Le processus d’amélioration pourrait être résumé en trois parties : analyser, appliquer organiser.
ANALYSER quels sont les facteurs clés parmi ceux décrits dans tous ces chapitres, c'est à dire quels sont les «points critiques».
APPLIQUER des solutions à ces facteurs clés de façon à empêcher qu’ils ne se produisent ou à limiter leur impact.
Prendre le temps d’ORGANISER toute la phase de transport, depuis le nombre d’animaux qui vont être abattus (pour que le véhicule ait une capacité d’accueil suffisante) jusqu’à l’arrivée à l’abattoir (pour réduire l’attente dans le camion, notamment en période de températures extrêmes).
Mais il est surtout important d’ANALYSER la situation du point de vue des animaux et de ne pas prétendre que ce sont « eux » les responsables quand quelque chose va mal.
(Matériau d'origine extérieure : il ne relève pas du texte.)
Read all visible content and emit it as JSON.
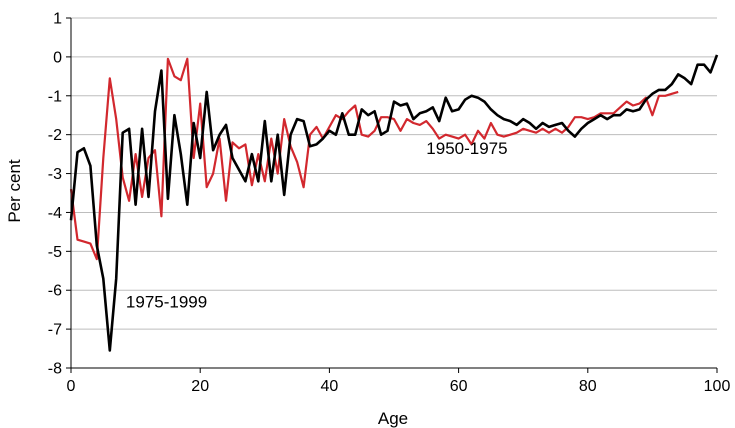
{
  "chart_data": {
    "type": "line",
    "title": "",
    "xlabel": "Age",
    "ylabel": "Per cent",
    "xlim": [
      0,
      100
    ],
    "ylim": [
      -8,
      1
    ],
    "xticks": [
      0,
      20,
      40,
      60,
      80,
      100
    ],
    "yticks": [
      1,
      0,
      -1,
      -2,
      -3,
      -4,
      -5,
      -6,
      -7,
      -8
    ],
    "grid": "horizontal",
    "legend": "none",
    "annotations": [
      {
        "text": "1950-1975",
        "x": 55,
        "y": -2.5
      },
      {
        "text": "1975-1999",
        "x": 8.5,
        "y": -6.45
      }
    ],
    "series": [
      {
        "name": "1975-1999",
        "color": "#d2282e",
        "x": [
          0,
          1,
          2,
          3,
          4,
          5,
          6,
          7,
          8,
          9,
          10,
          11,
          12,
          13,
          14,
          15,
          16,
          17,
          18,
          19,
          20,
          21,
          22,
          23,
          24,
          25,
          26,
          27,
          28,
          29,
          30,
          31,
          32,
          33,
          34,
          35,
          36,
          37,
          38,
          39,
          40,
          41,
          42,
          43,
          44,
          45,
          46,
          47,
          48,
          49,
          50,
          51,
          52,
          53,
          54,
          55,
          56,
          57,
          58,
          59,
          60,
          61,
          62,
          63,
          64,
          65,
          66,
          67,
          68,
          69,
          70,
          71,
          72,
          73,
          74,
          75,
          76,
          77,
          78,
          79,
          80,
          81,
          82,
          83,
          84,
          85,
          86,
          87,
          88,
          89,
          90,
          91,
          92,
          93,
          94
        ],
        "y": [
          -3.4,
          -4.7,
          -4.75,
          -4.8,
          -5.2,
          -2.6,
          -0.55,
          -1.6,
          -3.1,
          -3.7,
          -2.5,
          -3.6,
          -2.6,
          -2.4,
          -4.1,
          -0.05,
          -0.5,
          -0.6,
          -0.05,
          -2.6,
          -1.2,
          -3.35,
          -3.0,
          -2.1,
          -3.7,
          -2.2,
          -2.35,
          -2.25,
          -3.3,
          -2.5,
          -3.2,
          -2.1,
          -3.0,
          -1.6,
          -2.3,
          -2.7,
          -3.35,
          -2.0,
          -1.8,
          -2.1,
          -1.8,
          -1.5,
          -1.6,
          -1.4,
          -1.25,
          -2.0,
          -2.05,
          -1.9,
          -1.55,
          -1.55,
          -1.6,
          -1.9,
          -1.6,
          -1.7,
          -1.75,
          -1.65,
          -1.85,
          -2.1,
          -2.0,
          -2.05,
          -2.1,
          -2.0,
          -2.25,
          -1.9,
          -2.1,
          -1.7,
          -2.0,
          -2.05,
          -2.0,
          -1.95,
          -1.85,
          -1.9,
          -1.95,
          -1.85,
          -1.95,
          -1.85,
          -1.95,
          -1.8,
          -1.55,
          -1.55,
          -1.6,
          -1.55,
          -1.45,
          -1.45,
          -1.45,
          -1.3,
          -1.15,
          -1.25,
          -1.2,
          -1.05,
          -1.5,
          -1.0,
          -1.0,
          -0.95,
          -0.9
        ]
      },
      {
        "name": "1950-1975",
        "color": "#000000",
        "x": [
          0,
          1,
          2,
          3,
          4,
          5,
          6,
          7,
          8,
          9,
          10,
          11,
          12,
          13,
          14,
          15,
          16,
          17,
          18,
          19,
          20,
          21,
          22,
          23,
          24,
          25,
          26,
          27,
          28,
          29,
          30,
          31,
          32,
          33,
          34,
          35,
          36,
          37,
          38,
          39,
          40,
          41,
          42,
          43,
          44,
          45,
          46,
          47,
          48,
          49,
          50,
          51,
          52,
          53,
          54,
          55,
          56,
          57,
          58,
          59,
          60,
          61,
          62,
          63,
          64,
          65,
          66,
          67,
          68,
          69,
          70,
          71,
          72,
          73,
          74,
          75,
          76,
          77,
          78,
          79,
          80,
          81,
          82,
          83,
          84,
          85,
          86,
          87,
          88,
          89,
          90,
          91,
          92,
          93,
          94,
          95,
          96,
          97,
          98,
          99,
          100
        ],
        "y": [
          -4.2,
          -2.45,
          -2.35,
          -2.8,
          -4.85,
          -5.7,
          -7.55,
          -5.7,
          -1.95,
          -1.85,
          -3.8,
          -1.85,
          -3.6,
          -1.4,
          -0.35,
          -3.65,
          -1.5,
          -2.5,
          -3.8,
          -1.7,
          -2.6,
          -0.9,
          -2.4,
          -2.0,
          -1.75,
          -2.6,
          -2.9,
          -3.2,
          -2.5,
          -3.2,
          -1.65,
          -3.2,
          -2.0,
          -3.55,
          -2.0,
          -1.6,
          -1.65,
          -2.3,
          -2.25,
          -2.1,
          -1.9,
          -2.0,
          -1.45,
          -2.0,
          -2.0,
          -1.35,
          -1.5,
          -1.4,
          -2.0,
          -1.9,
          -1.15,
          -1.25,
          -1.2,
          -1.6,
          -1.45,
          -1.4,
          -1.3,
          -1.65,
          -1.05,
          -1.4,
          -1.35,
          -1.1,
          -1.0,
          -1.05,
          -1.15,
          -1.35,
          -1.5,
          -1.6,
          -1.65,
          -1.75,
          -1.6,
          -1.7,
          -1.85,
          -1.7,
          -1.8,
          -1.75,
          -1.7,
          -1.9,
          -2.05,
          -1.85,
          -1.7,
          -1.6,
          -1.5,
          -1.6,
          -1.5,
          -1.5,
          -1.35,
          -1.4,
          -1.35,
          -1.1,
          -0.95,
          -0.85,
          -0.85,
          -0.7,
          -0.45,
          -0.55,
          -0.7,
          -0.2,
          -0.2,
          -0.4,
          0.05
        ]
      }
    ]
  }
}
Par exemple, si l’on remarque que les animaux sont réticents à se mouvoir dans les couloirs de l’exploitation, il est inutile de leur envoyer des décharges électriques pour qu’ils se déplacent. Premièrement, parce que le plus probable est que l’on ait « stimulé » les animaux à la fin du groupe, qui ne sont pas responsables du fait que les premiers ne bougent pas. Et deuxièmement, car cela est quasiment certain que les premiers ne bougent pas parce qu’ils sont face à une situation qui leur est inconnue (changement de couleur ou de texture du sol, présence d’objets ou d’animaux visibles ou perceptibles depuis l’endroit où ils se trouvent et qui leur font peur, etc.).
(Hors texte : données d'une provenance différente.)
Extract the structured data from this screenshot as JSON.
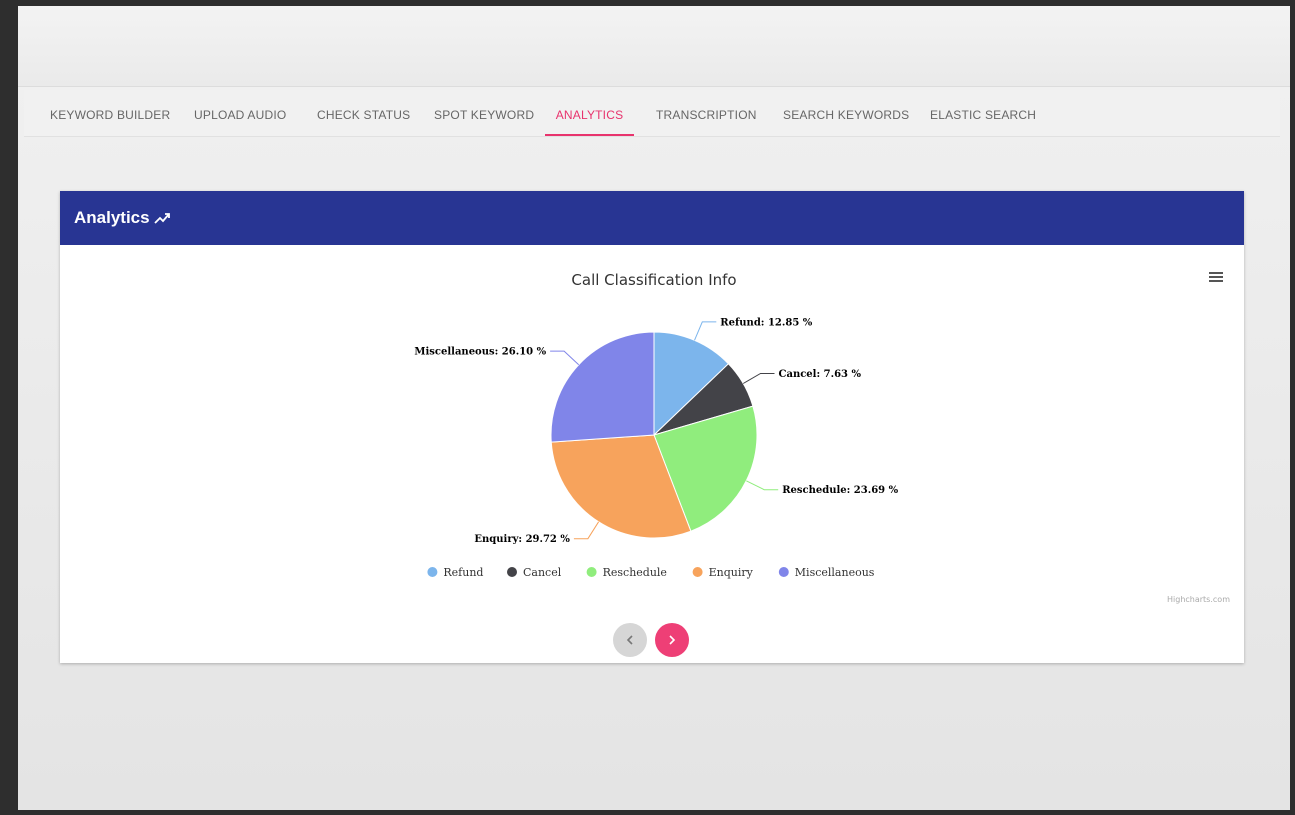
{
  "tabs": [
    {
      "label": "KEYWORD BUILDER"
    },
    {
      "label": "UPLOAD AUDIO"
    },
    {
      "label": "CHECK STATUS"
    },
    {
      "label": "SPOT KEYWORD"
    },
    {
      "label": "ANALYTICS"
    },
    {
      "label": "TRANSCRIPTION"
    },
    {
      "label": "SEARCH KEYWORDS"
    },
    {
      "label": "ELASTIC SEARCH"
    }
  ],
  "active_tab": "ANALYTICS",
  "panel": {
    "title": "Analytics",
    "credit": "Highcharts.com",
    "header_color": "#283593",
    "accent_color": "#e8336d"
  },
  "chart_data": {
    "type": "pie",
    "title": "Call Classification Info",
    "series": [
      {
        "name": "Refund",
        "value": 12.85,
        "label": "Refund: 12.85 %",
        "color": "#7cb5ec"
      },
      {
        "name": "Cancel",
        "value": 7.63,
        "label": "Cancel: 7.63 %",
        "color": "#434348"
      },
      {
        "name": "Reschedule",
        "value": 23.69,
        "label": "Reschedule: 23.69 %",
        "color": "#90ed7d"
      },
      {
        "name": "Enquiry",
        "value": 29.72,
        "label": "Enquiry: 29.72 %",
        "color": "#f7a35c"
      },
      {
        "name": "Miscellaneous",
        "value": 26.1,
        "label": "Miscellaneous: 26.10 %",
        "color": "#8085e9"
      }
    ],
    "legend": "bottom-center"
  }
}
D’autres aspects à prendre en compte dans les processus de chargement et de déchargement qui sont, comme nous l’avons dit les plus délicats, sont par exemple les rampes dont l’inclinaison ne devrait pas dépasser 10 %, ou profiter de la tendance des animaux à se diriger des zones sombres vers des zones plus lumineuses. Un détail intéressant consiste à utiliser des couloirs doubles (voir schéma). Ce système permet aux animaux de sortir du groupe par deux (chacun incitant l’autre à avancer) et évite qu’un animal se tourne et bloque le passage des suivants.
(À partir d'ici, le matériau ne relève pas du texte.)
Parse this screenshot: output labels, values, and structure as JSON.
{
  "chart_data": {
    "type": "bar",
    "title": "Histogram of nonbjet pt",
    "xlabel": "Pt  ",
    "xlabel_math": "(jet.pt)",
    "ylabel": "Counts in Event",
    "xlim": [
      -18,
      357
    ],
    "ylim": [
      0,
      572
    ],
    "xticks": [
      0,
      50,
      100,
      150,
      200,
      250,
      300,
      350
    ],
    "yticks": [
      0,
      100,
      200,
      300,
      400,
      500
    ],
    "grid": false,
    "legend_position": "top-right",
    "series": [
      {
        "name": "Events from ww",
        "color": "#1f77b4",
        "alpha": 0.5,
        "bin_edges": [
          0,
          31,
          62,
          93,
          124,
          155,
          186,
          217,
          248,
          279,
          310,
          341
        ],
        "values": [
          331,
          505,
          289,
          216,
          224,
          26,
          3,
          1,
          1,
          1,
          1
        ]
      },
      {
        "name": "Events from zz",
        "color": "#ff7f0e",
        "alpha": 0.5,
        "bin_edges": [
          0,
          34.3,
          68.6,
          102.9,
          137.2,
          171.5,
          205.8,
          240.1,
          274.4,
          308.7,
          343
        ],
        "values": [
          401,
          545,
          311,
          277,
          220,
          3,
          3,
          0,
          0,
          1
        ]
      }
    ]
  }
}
Les couloirs doubles favorisent le déplacement en permettant à ceux qui sont en tête de passer à deux Source photos:Dr. Temple Grandin's Web Page. http://www.grandin.com/behaviour/unload.truck.html |
Commentaires de l'ISPAIA
Les solutions de maîtrise de la qualité passent donc par un travail le plus fluide possible avec les animaux, le moins stressant. Toutes les astuces d’élevages pour faciliter le calme au cours du tri, de la mise sur le quai, du chargement et du déchargement sont donc importantes. Le délai de mis à jeun est aussi un critère fondamental et facilement mesurable à l’abattoir par la pesée des estomacs. Des cochons bien ajeûnés présentent moins de risque de viande PSE ou de mortalité transport (MONIN, INRA 2003). Mais là aussi, on retrouve des notions de stress.
On dit parfois que le stress provoque de la diarrhée. En élevage, il provoque plus souvent un ralentissement, un blocage de la digestion. C’est pour cela qu’il ne faut pas mettre sur le quai des animaux juste après un repas en soupe. Ou alors, il faut allonger le délai d’ajeûnement ce qui n’est pas sans conséquences. Après transport, l’attente à l’abattoir permet aux porcs de récupérer des stress subis et de limiter les problèmes de viandes PSE. Trop long toutefois, il favorise les viandes DFD. Le mieux est souvent l’ennemi du bien !
Dans les solutions possibles on peut aussi espérer des résultats d’une phéromone d’apaisement, le SUILENCE®. Wöhr a présenté à l’IPVS 2004 les résultats de ses premiers travaux. 120 porcs traités avant transport étaient comparés à 144 témoins. Les témoins avaient un taux de cortisol dans leur salive plus élevé après transport (révélateur du stress subi). D’un point de vue qualité de viande, le pH des côtelettes des animaux témoins 1 heure après abattage était moins bon. On a donc peut être des développements à attendre de cette voie si des études plus importantes en confirment l’intérêt.